Carla - No, I haven't. "Narrative causality," I like the term. It sort of explains itself, but can you expand on it?

Bernita said...

You're all too sophisticated.
I love Greenmantle - and Sandy Arbuthnot.
The book, that is.
Have they removed all the humor?

wil said...

I'm not familiar with "Narrative Causality" either, but it sounds suspiciously similar to "deus ex machina."

Carla said...

Narrative Causality is not deus ex machina. As with many things in Pratchett it's a lot more interesting than it appears at first sight. I'll post an extract and you can see if you agree with me.

Bernita - I like a good action/adventure yarn too (after all, I write them myself), which is why I (a) listened in the first place, (b) was miffed, and (c) went and requested the book from the library.

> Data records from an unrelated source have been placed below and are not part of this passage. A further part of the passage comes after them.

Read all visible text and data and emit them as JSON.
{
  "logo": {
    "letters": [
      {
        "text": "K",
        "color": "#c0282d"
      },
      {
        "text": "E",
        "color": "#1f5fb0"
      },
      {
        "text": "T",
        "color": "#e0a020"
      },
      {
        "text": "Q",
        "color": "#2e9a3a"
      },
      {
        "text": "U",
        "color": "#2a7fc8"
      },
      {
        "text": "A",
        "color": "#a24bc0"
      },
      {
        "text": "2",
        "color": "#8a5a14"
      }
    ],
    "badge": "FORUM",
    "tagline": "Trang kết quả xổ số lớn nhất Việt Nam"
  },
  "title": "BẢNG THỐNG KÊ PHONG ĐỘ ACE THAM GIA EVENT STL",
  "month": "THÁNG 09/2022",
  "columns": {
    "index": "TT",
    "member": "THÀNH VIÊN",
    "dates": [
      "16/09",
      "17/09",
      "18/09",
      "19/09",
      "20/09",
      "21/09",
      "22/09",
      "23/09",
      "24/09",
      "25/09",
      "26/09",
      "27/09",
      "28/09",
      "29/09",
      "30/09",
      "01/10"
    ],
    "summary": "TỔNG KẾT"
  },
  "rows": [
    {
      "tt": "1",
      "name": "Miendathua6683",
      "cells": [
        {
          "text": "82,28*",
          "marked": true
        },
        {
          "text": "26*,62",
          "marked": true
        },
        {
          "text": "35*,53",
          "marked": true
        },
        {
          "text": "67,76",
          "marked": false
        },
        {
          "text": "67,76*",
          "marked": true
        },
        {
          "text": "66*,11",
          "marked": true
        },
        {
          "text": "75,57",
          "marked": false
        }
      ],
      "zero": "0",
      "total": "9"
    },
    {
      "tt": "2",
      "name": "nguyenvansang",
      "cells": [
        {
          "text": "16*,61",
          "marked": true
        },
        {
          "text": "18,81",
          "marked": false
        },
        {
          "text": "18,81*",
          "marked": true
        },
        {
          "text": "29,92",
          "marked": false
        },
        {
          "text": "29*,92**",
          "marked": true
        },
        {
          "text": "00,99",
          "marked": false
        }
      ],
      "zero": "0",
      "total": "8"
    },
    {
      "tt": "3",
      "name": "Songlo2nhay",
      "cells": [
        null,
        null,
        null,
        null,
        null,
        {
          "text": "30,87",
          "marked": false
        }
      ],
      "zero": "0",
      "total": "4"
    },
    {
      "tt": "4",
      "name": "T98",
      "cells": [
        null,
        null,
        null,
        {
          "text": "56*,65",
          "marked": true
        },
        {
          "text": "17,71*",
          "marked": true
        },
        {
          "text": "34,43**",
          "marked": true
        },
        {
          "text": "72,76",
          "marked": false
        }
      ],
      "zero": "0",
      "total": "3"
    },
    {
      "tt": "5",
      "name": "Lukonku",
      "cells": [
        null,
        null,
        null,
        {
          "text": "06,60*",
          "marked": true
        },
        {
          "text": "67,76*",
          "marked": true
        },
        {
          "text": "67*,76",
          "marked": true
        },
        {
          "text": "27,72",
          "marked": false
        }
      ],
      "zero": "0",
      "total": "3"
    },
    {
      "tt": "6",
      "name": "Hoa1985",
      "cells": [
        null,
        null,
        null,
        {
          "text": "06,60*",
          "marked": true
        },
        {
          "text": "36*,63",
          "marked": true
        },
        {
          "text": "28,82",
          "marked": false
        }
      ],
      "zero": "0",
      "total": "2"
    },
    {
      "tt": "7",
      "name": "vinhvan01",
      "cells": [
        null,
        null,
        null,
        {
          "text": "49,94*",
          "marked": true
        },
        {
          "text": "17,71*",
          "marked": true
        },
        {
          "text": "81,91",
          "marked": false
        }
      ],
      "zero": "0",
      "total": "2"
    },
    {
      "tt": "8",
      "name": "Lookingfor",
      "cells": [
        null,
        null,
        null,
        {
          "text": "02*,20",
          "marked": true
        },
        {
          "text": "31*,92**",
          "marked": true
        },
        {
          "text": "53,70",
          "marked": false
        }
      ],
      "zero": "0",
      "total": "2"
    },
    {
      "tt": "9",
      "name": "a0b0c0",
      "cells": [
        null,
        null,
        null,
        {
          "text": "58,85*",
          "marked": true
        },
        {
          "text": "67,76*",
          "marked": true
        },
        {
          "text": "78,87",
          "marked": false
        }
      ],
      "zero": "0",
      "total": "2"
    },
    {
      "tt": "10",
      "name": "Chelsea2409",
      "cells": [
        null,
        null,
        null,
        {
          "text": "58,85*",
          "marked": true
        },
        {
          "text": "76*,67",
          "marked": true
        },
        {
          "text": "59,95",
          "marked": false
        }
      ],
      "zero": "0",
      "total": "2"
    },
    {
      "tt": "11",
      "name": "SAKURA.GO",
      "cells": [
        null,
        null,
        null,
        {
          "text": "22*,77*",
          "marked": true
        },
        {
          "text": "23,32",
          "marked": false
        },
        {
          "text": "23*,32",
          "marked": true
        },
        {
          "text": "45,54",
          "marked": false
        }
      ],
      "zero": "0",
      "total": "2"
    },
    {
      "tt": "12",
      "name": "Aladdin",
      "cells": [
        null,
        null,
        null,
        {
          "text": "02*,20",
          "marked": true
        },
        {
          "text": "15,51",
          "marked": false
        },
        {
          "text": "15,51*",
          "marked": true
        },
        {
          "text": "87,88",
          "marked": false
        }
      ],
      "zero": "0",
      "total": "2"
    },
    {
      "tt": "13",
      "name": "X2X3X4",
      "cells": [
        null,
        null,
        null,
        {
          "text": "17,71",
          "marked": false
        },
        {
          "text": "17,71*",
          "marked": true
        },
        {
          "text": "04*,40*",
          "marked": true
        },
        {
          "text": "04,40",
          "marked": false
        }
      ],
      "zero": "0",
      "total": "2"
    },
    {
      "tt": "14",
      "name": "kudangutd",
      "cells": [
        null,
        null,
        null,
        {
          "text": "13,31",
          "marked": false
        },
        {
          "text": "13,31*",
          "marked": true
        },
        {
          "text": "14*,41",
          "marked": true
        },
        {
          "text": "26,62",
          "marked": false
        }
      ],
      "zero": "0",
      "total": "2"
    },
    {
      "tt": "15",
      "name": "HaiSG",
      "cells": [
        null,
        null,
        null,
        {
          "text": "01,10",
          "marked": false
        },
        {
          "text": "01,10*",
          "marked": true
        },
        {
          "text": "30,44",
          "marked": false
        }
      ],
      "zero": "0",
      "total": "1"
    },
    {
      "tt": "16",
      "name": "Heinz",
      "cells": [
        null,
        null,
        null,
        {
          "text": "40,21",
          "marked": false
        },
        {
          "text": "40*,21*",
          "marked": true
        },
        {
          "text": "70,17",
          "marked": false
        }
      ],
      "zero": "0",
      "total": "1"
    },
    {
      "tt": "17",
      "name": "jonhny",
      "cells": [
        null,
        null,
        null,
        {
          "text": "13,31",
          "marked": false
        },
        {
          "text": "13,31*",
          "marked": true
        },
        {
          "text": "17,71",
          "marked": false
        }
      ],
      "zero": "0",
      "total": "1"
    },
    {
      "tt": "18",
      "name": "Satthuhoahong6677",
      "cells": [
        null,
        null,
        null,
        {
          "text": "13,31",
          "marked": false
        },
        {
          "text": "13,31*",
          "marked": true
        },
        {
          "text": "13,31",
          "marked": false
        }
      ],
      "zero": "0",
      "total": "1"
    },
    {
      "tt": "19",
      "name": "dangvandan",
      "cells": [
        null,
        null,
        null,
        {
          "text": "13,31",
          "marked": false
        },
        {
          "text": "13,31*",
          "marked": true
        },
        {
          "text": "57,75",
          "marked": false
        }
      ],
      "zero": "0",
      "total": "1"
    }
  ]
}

Shall I report back when I've read it?

Gabriele Campbell said...

Seems like I should try to get my hands on the book, too.

Bernita said...

It does sound as if they also left out the irony kicker at the end.
Greenmandle did appear to the waiting people.

Carla said...

On a random sample of a couple of chapters, it has a lot more style, humour and pace on the printed page. But there's also some pretty icky racism/chauvinism, which I'm not sorry the adaptation lost. Of its time and place and all that, but still.
They did keep the ironical line at the end, but it didn't work for me in the adaptation because the story had already lost me - I'll post about the plot when I've read the whole book.